Authors: David G. Andersen, Hari Balakrishnan, M. Frans Kaashoek, Robert Morris
Venue: Proc. 18th ACM SOSP, Banff, Canada, October 2001
The paper describes the design and implementation of an overlay network that can be used to subvert the underlying default IP routing. A RON is a set of nodes that cooperate to select the best overlay path to route traffic over given an application's requirements. The application links to the RON library and uses the library's functions to send and receive traffic. Each RON node monitors the connection quality to every other node in the network, and uses that information to best route traffic.
There is no authentication in RON, and all nodes have to implicitly trust each other. However, RON does provide the ability for node providers to specify complex policies on what traffic to accept (constrained by the lack of authentication). But without authentication, it would be difficult to bill any particular entity for traffic, an important aspect given that RON nodes need to be quite powerful.

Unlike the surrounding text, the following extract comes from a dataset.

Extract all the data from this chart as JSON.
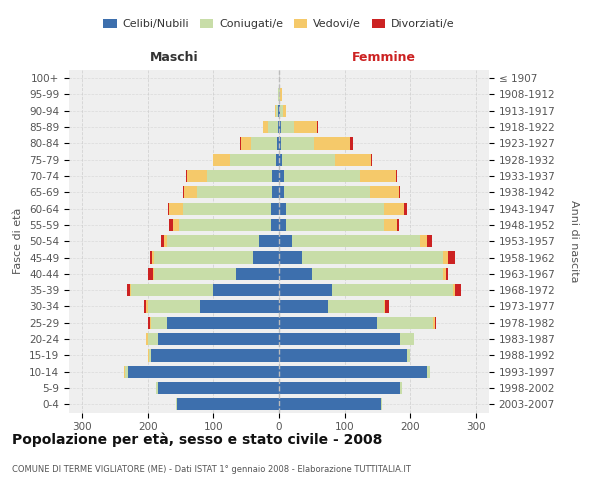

Apparently, a route diversion of only one hop has been found to achieve quite a significant boost in performance and to solve most of the problems, and it was found that routing over RON has enabled connectivity recovery in less than 20s, much faster than BGP reconvergence.
RON does not scale well, and so RONs need to be limited in size to about 50. The scalability bottleneck is due to the fact that each node does quite a bit of monitoring on various paths and maintains a large database. However, there have been follow ups to the work that try to improve on the scalability.